As has been proven, the human body is composed of a significantly higher number of microbial cells than human cells. Bacteria, fungi, and viruses co-inhabit our body, giving it life and allowing it to function. We are a consortium of critters that constitute much more than an individual body; we are a portable ecosystem that constantly exchanges matter and energy with its surroundings—a holobiont. Collaboration and symbiosis are therefore key to understanding life, evolution, and consciousness. Emerging evidence also points to the fact that our microbiome not only supports our metabolism, bodily functions, and evolution, but it may also directly affect our thoughts and feelings, ultimately influencing the way we act. If our thought processes and emotions are affected by other life forms that co-inhabit our body, then, is our mind ever really acting on its own? Or is the human mind merely a small component in a much larger planetary assemblage of more-than-human minds who are collectively shaping a cosmic intelligence—something that we may not yet be able to grasp and describe?
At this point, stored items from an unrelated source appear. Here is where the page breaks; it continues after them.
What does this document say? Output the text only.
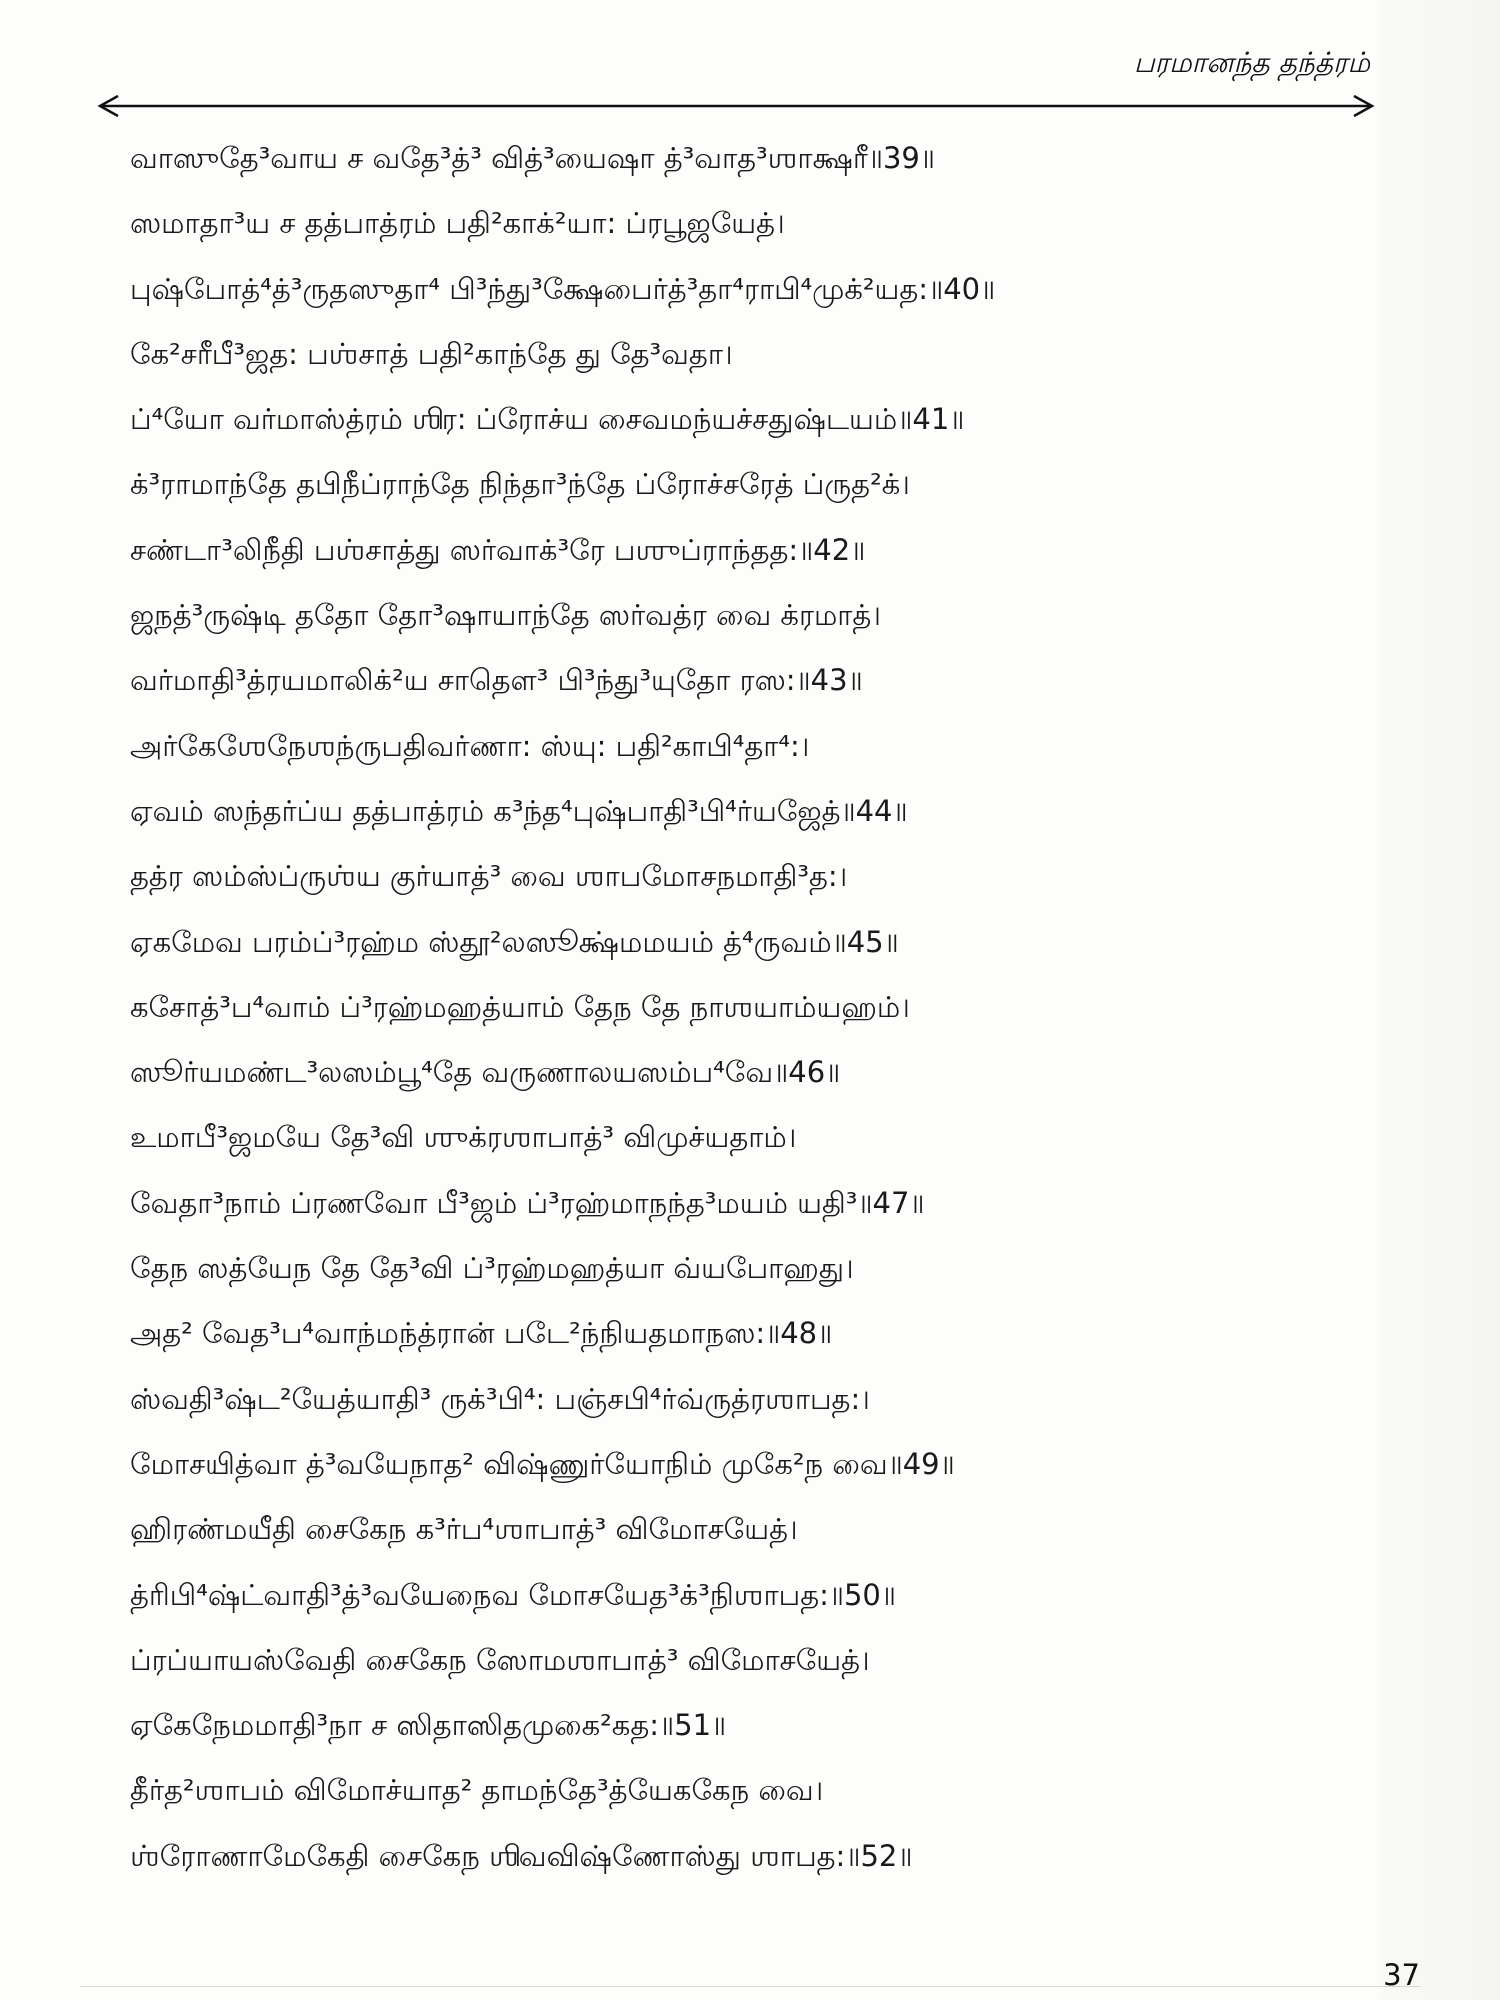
பரமானந்த தந்த்ரம்
வாஸுதே³வாய ச வதே³த்³ வித்³யைஷா த்³வாத³ஶாக்ஷரீ॥39॥
ஸமாதா³ய ச தத்பாத்ரம் பதி²காக்²யா: ப்ரபூஜயேத்।
புஷ்போத்⁴த்³ருதஸுதா⁴ பி³ந்து³க்ஷேபைர்த்³தா⁴ராபி⁴முக்²யத:॥40॥
கே²சரீபீ³ஜத: பஶ்சாத் பதி²காந்தே து தே³வதா।
ப்⁴யோ வர்மாஸ்த்ரம் ஶிர: ப்ரோச்ய சைவமந்யச்சதுஷ்டயம்॥41॥
க்³ராமாந்தே தபிநீப்ராந்தே நிந்தா³ந்தே ப்ரோச்சரேத் ப்ருத²க்।
சண்டா³லிநீதி பஶ்சாத்து ஸர்வாக்³ரே பஶுப்ராந்தத:॥42॥
ஜநத்³ருஷ்டி ததோ தோ³ஷாயாந்தே ஸர்வத்ர வை க்ரமாத்।
வர்மாதி³த்ரயமாலிக்²ய சாதௌ³ பி³ந்து³யுதோ ரஸ:॥43॥
அர்கேஶேநேஶந்ருபதிவர்ணா: ஸ்யு: பதி²காபி⁴தா⁴:।
ஏவம் ஸந்தர்ப்ய தத்பாத்ரம் க³ந்த⁴புஷ்பாதி³பி⁴ர்யஜேத்॥44॥
தத்ர ஸம்ஸ்ப்ருஶ்ய குர்யாத்³ வை ஶாபமோசநமாதி³த:।
ஏகமேவ பரம்ப்³ரஹ்ம ஸ்தூ²லஸூக்ஷ்மமயம் த்⁴ருவம்॥45॥
கசோத்³ப⁴வாம் ப்³ரஹ்மஹத்யாம் தேந தே நாஶயாம்யஹம்।
ஸூர்யமண்ட³லஸம்பூ⁴தே வருணாலயஸம்ப⁴வே॥46॥
உமாபீ³ஜமயே தே³வி ஶுக்ரஶாபாத்³ விமுச்யதாம்।
வேதா³நாம் ப்ரணவோ பீ³ஜம் ப்³ரஹ்மாநந்த³மயம் யதி³॥47॥
தேந ஸத்யேந தே தே³வி ப்³ரஹ்மஹத்யா வ்யபோஹது।
அத² வேத³ப⁴வாந்மந்த்ரான் படே²ந்நியதமாநஸ:॥48॥
ஸ்வதி³ஷ்ட²யேத்யாதி³ ருக்³பி⁴: பஞ்சபி⁴ர்வ்ருத்ரஶாபத:।
மோசயித்வா த்³வயேநாத² விஷ்ணுர்யோநிம் முகே²ந வை॥49॥
ஹிரண்மயீதி சைகேந க³ர்ப⁴ஶாபாத்³ விமோசயேத்।
த்ரிபி⁴ஷ்ட்வாதி³த்³வயேநைவ மோசயேத³க்³நிஶாபத:॥50॥
ப்ரப்யாயஸ்வேதி சைகேந ஸோமஶாபாத்³ விமோசயேத்।
ஏகேநேமமாதி³நா ச ஸிதாஸிதமுகை²கத:॥51॥
தீர்த²ஶாபம் விமோச்யாத² தாமந்தே³த்யேககேந வை।
ஶ்ரோணாமேகேதி சைகேந ஶிவவிஷ்ணோஸ்து ஶாபத:॥52॥
37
Connections between the microscopic and the telescopic are drawn in Metahaven’s film Capture (2022), a cinematic search for what perception and sensing can entail today, with sound composed by Espen Sommer Eide. Including archival footage from the CERN (European Organization for Nuclear Research) and newly-created cinematic scenes from a variety of cameras and sensors, the work plays upon observation, entanglement, sci-fi, science, and poetry. In Jenna Sutela’s audiovisual work Milky Ways (2022), the bodies of terrestrial organisms are explored as connected aquatic environments, drawing particular attention to the role of sugars contained in breast milk that communicate with babies' gut bacteria and seems to shape the development of babies’ nervous systems. Under these considerations, the transfer of breast milk from mother—or (m)other, as Sutela spells it—to baby is only partially an act of feeding; most significantly, it is an act of worldbuilding across generations and interspecies. The way memory allows for a string of data to be passed through matter across time is further developed by Lundahl & Seitl’s virtual reality experience and installation Eternal Return: the Memor (2019–2022, with ScanLAB Project). Drawing multiple connections between living matter and geology, the work crafts an experience of time-travel from earth’s deep past as unicellular cyanobacteria to its post-anthropocentric future. Their work Symphony of a Missing Room – Sternwarte choreographs a sensorial experience of the Archenhold Observatory; we become receivers of the light that travels from the stars, and attempt to make contact with a signal that reaches us from a multiple light-years distance.
A large part of Other Minds' storytelling concentrates on vegetal intelligence, fungi and plant teachers. Throughout history, in fact, the symbiotic relationship between humans and psychoactive plants, mushrooms, and even animals, has opened up new modes of seeing and sensing the real. This may bring us closer to notions of oneness and the planetary, holistic agency, beyond an idea of fragmented functioning. The dissolution of the “I” that can be experienced when psilocybin compounds enter our metabolism may equally enable a temporary comprehension of the functioning of holobionts and more-than-human agencies. It has even been argued that psilocybin mushrooms may have had a crucial role in the rapid development of the human brain, which tripled in size in just two million years. The mushrooms would not have provoked a sudden shift, but they may have been a subtle and considerable factor in the evolution of the brain by acting like “hackers” of the human mind and contributing to its expansion into a neurologically modern hardware for thinking. The connections between the human brain and psilocybin plants are explored and dreamed up by Grace Ndiritu in Becoming Plant: the Experience (2022), Viktor Pedersen and Ingrid K. Bjørnaali in To See Without Man (2022), and Patricia Domínguez in Matrix Vegetal (2022). These works emphasize the mind-expanding potential that could be unleashed if we established a symbiotic connection with the vegetal mind, thus expanding posthumanist notions of planetary entanglements into cosmic consciousness. Can thinking about the leaf as an energy-processing surface help us to revise our current extractive practices, which are leading to an anthropogenic depletion of resources? Can photosynthesis provide a speculative framework for imagining a future in which the human body has learned to process starlight directly and has partly become vegetal?